Jerry Valfer
saved by king christian of denmark
Jerry Valfer begins his tale by stating, “I can forgive, but I cannot forget… When you lose all the young years, you got nothing.” Jerry’s story of survival starts with his arrest at age 13 on November 9, 1938 just hours after Kristallnacht. He and his father were jailed along with most of the Jewish adult male population of Mannheim. Jerry was released several days later but his father was sent on to Dachau for several months’ incarceration.
This close call was a sign for the family. Their son needed to get out of the country. The logical choice was to send him to Palestine to join his older brother Karl. Jerry was sent to a Youth Aliyah camp in Schniebichen, Germany near the Polish border to train for life on a kibbutz in Israel.
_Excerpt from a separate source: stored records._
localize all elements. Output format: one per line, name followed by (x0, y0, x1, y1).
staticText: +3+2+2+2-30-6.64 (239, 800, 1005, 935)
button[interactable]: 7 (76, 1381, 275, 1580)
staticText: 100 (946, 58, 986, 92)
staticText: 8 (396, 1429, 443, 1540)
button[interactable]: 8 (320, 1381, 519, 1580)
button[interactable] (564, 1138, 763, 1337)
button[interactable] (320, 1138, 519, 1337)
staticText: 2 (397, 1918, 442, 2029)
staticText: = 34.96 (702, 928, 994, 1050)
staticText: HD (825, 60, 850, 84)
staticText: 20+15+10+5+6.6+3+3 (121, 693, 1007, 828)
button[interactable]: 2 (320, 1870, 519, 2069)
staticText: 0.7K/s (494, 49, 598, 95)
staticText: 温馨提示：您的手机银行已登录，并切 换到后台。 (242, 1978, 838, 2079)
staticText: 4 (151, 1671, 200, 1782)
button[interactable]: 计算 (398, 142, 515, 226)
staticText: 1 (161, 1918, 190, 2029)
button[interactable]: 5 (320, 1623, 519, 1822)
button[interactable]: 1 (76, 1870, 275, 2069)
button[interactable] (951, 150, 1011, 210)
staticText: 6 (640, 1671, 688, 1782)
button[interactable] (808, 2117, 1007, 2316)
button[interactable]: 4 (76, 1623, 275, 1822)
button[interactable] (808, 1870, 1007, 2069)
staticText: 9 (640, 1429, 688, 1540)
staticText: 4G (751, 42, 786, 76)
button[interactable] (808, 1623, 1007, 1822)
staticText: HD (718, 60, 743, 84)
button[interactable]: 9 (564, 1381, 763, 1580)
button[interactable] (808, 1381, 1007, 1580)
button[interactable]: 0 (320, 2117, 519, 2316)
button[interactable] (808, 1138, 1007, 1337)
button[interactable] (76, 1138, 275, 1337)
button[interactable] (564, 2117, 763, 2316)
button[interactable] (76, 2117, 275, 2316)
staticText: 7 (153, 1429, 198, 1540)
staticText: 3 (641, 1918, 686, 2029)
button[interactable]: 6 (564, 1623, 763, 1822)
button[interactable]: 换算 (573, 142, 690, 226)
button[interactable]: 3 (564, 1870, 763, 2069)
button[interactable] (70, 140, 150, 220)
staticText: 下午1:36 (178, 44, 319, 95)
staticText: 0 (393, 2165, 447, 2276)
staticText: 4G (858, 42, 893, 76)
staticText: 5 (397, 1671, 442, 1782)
The group was set to leave for Palestine via Trieste, Italy. But when Germany invaded Poland on September 1, 1939 all borders were closed. Jerry was one of the 20,000 young people unable to escape Germany.
Jerry’s unlikely savior was the Danish crown. He was one of only 500 children granted papers to enter Denmark. Rather than being deported to a concentration camp with his parents, Jerry was sent to freedom in the Danish countryside. At the age of fifteen, Jerry found himself working at a windmill in rural Denmark. “The work was hard but we got room and board and we were safe.” After an accident at the mill Jerry was sent to work on a farm. “I lived so far away… I didn’t even know there was a war.” During his years away from his family he had absolutely no communication with them. He didn’t know if they were dead or alive. His sanctuary in Denmark came to an end when a spy turned him and nearly 200 other teens over to the invading German army. They were sent by cattle car to the Theresienstadt concentration camp.
Improbably, Jerry was reunited with both his parents in Theresienstadt. Jerry was to spend eighteen months in the camp. On April 15, 1945, King Christian of Denmark again came to his rescue. With the help of the Swedish Red Cross he arranged to get all the Danes out of the camp. After a brief stay in Sweden Jerry returned to Denmark where he resided until he was able to join his parents in the United States in 1948.
How did a teenager survive alone through the horrors of the Holocaust? Jerry’s reply: “Sometimes I didn’t think; I just kept on living.”